All this has me wondering: do tools like Copilot give experienced developers a bigger boost, or do they help newcomers more? The answer, fittingly, is yes – to both. As a seasoned dev, I bring decades of context to the table. I know the pitfalls, the edge cases, the “gotchas” that a generative AI might not. That means I can usually tell when Copilot is producing a stroke of genius versus a curveball that will blow up in production. I use the AI as an accelerator, not a replacement. It’s fantastic for boilerplate, for exploring unfamiliar APIs, or just for preventing the dreaded blank-page syndrome when starting a new module. My experience acts as a filter on top of Copilot’s suggestions – separating the gold from the fool’s gold.

For a junior developer, the dynamic can be different. On one hand, they have an incredible learning companion in AI. Copilot can explain code, suggest best practices, and generate examples faster than you can Google and scroll. I’ve seen junior teammates use Copilot to prototype solutions they’d otherwise struggle to even start. In a sense, these tools level the playing field, giving less-experienced devs a leg up. But there’s a flipside: if you’re brand new and Copilot is doing half your thinking, are you really learning or just parroting? It’s like giving a newbie driver a GPS – sure, they’ll get to the destination, but will they learn the route? I sometimes worry that relying too much on AI early on could become a crutch.

I often catch myself musing, I wish I had this 25 years ago – or do I? Back in the early 2000s, my younger self had to wrestle with every bug fix and feature implementation the hard way (I can still remember scouring MSDN CDs, hardcopy magazines, books and online forums). Part of me imagines how much faster I could have solved problems with an AI pair-programmer whispering answers. Another part of me is glad I learned to troubleshoot and think deeply without a digital helper doing the easy parts for me. In the end, my advice to the juniors is this: use Copilot to learn and speed up your work, but always make sure you understand what the code is doing. For us red-grey-beards, these tools are a godsend to cut through the mind-numbing stuff – but they don’t replace our hard-earned intuition. If anything, that intuition becomes even more important in the age of AI.

Conclusion: How AI Changed My Work (and Me)

Working with an AI pair programmer has subtly but profoundly changed how I approach my day. I’m still the same chaotic multitasker at heart, but now I have a safety net. Instead of drowning in five tasks at once, I let Copilot handle the shallow end of a problem while I dive into the deep end of another. I approach coding differently now: I feel less dread opening up an unfamiliar codebase, knowing I have an ever-patient assistant to help me navigate. And when I explore a new technology, Copilot is like a tutor by my side, offering code examples and nudging me in the right direction. And best of all, it feels like I’ve been doing this all my life, even though it’s only been a couple of months.
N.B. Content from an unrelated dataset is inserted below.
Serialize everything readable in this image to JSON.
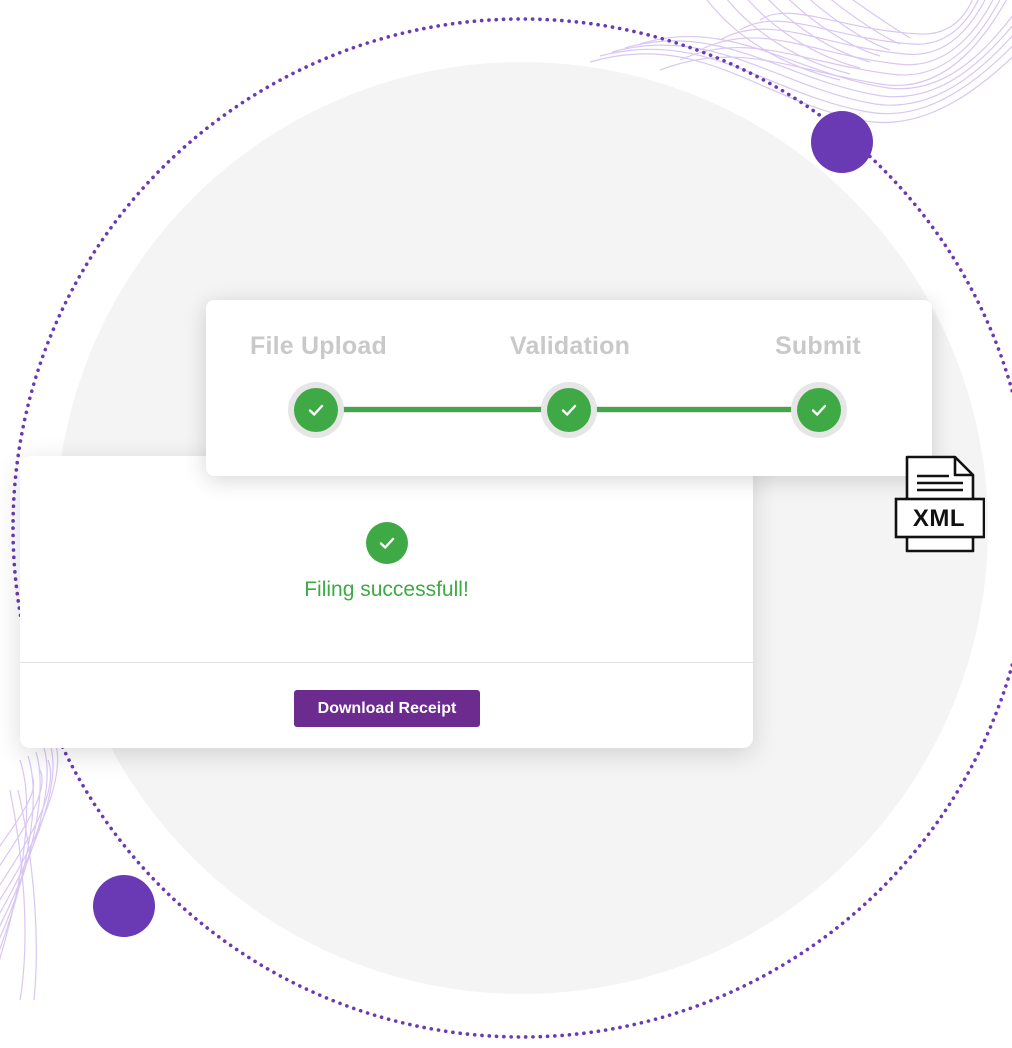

Perhaps the biggest change is in my mindset. I no longer equate “going dark” with dropping balls; I see it as investing in focused work, with AI ensuring no small stuff falls through the cracks. I’m learning to trust a tool that didn’t even exist a couple years ago, which is something I never thought I’d say at this stage of my career. It’s oddly invigorating to realize that even after a life time of coding (yes, I started at the age of 9 or so in the C64 era), there’s room to grow and new tricks to learn.

So here I am – a 51-year-old developer who’s seen the industry reinvent itself a few times – finding myself genuinely excited about how Copilot and Codespaces have reinvented my daily workflow. My workdays are still crazy, but they’re a bit less soul-crushing and a lot more interesting. I help others, I get my own code written, and I even pick up new techniques from an AI now and then. In the end, Copilot and Codespaces haven’t just made me more productive; they’ve made me rethink how I work and learn. Maybe you can teach an old coder new tricks after all.